Many of our hymns were written in the 1800’s, when views on race were more rigid. They believed in distinct racial categories with distinct roles to perform. Many theories were put forth, which have since been disavowed by the Church. In 2013, the Church put forth an essay saying:
Today, the Church disavows the theories advanced in the past that black skin is a sign of divine disfavor or curse, or that it reflects unrighteous actions in a premortal life; that mixed-race marriages are a sin; or that blacks or people of any other race or ethnicity are inferior in any way to anyone else. Church leaders today unequivocally condemn all racism, past and present, in any form.Race and the Priesthood
In addition, 2 Nephi 26:33 says that “all are alike unto God”. We can’t tell anything about a person based solely on their race. Everyone is alike and no race has priority over any other.

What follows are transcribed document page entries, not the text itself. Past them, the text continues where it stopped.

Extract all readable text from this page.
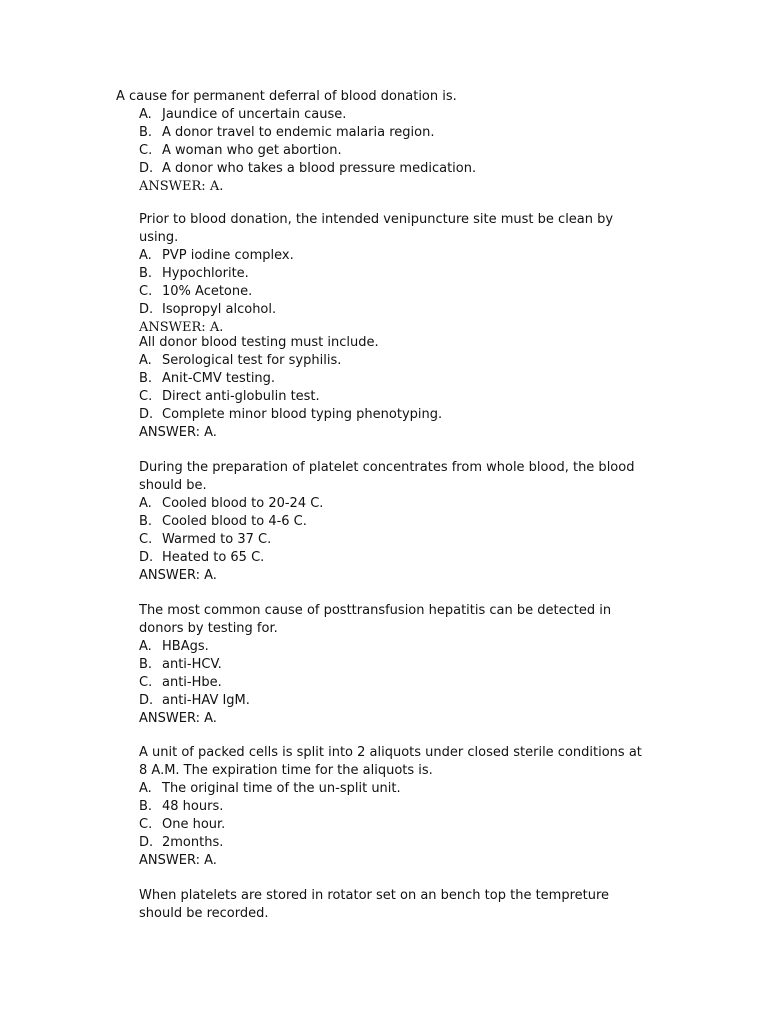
A cause for permanent deferral of blood donation is.

A. Jaundice of uncertain cause.
B. A donor travel to endemic malaria region.
C. A woman who get abortion.
D. A donor who takes a blood pressure medication.

ANSWER: A.

Prior to blood donation, the intended venipuncture site must be clean by using.

A. PVP iodine complex.
B. Hypochlorite.
C. 10% Acetone.
D. Isopropyl alcohol.

ANSWER: A.

All donor blood testing must include.

A. Serological test for syphilis.
B. Anit-CMV testing.
C. Direct anti-globulin test.
D. Complete minor blood typing phenotyping.

ANSWER: A.

During the preparation of platelet concentrates from whole blood, the blood should be.

A. Cooled blood to 20-24 C.
B. Cooled blood to 4-6 C.
C. Warmed to 37 C.
D. Heated to 65 C.

ANSWER: A.

The most common cause of posttransfusion hepatitis can be detected in donors by testing for.

A. HBAgs.
B. anti-HCV.
C. anti-Hbe.
D. anti-HAV IgM.

ANSWER: A.

A unit of packed cells is split into 2 aliquots under closed sterile conditions at 8 A.M. The expiration time for the aliquots is.

A. The original time of the un-split unit.
B. 48 hours.
C. One hour.
D. 2months.

ANSWER: A.

When platelets are stored in rotator set on an bench top the tempreture should be recorded.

However, several hymns still have racial language. We sing about the chosen race (Come, O Thou King of Kings) and the holy race (Adam-ondi-Ahman). We identify Israel as “the people of his choice” (Israel, Israel, God is Calling), even while singing about “their transgressions” (Come O Thou Glorious Day of Promise) and how they are “in error’s gloomy ways“(Israel, Israel, God is Calling).
Many hymns talk about the gathering of Israel, making it seem that Israelites have a higher priority over other people. Many early members believed that they were literally descended from Ephraim, one of the tribes of Israel, and as such are now his chosen Israel (For the Strength of the Hills). We sing how Ephraim will be crowned with his blessings in Zion (The Spirit of God). We sing about how we built over Indian lands (The Wintry Day, Descending to Its Close), and that God prepared it for us (Come, Come, Ye Saints). We identify some nations as heathen (Come, O Thou King of Kings). Babylon is associated with the lands of woe (Israel, Israel, God is Calling), and we bid people to leave it (Ye Elders of Israel) .
Even if we consider this racial language to be purely symbolic, it could be easily misinterpreted. Do we want to ever become comfortable with reducing race to a literary device? As we prepare the hymnbook for the decades to come, we need to be more careful with racially charged language than in previous editions of the hymnbook.
How do we interpret racial language? Are they symbolic, or just outdated? How do we make sure everyone feels equally valued with equal priority regardless of race? How do we update hymns to reflect modern revelation?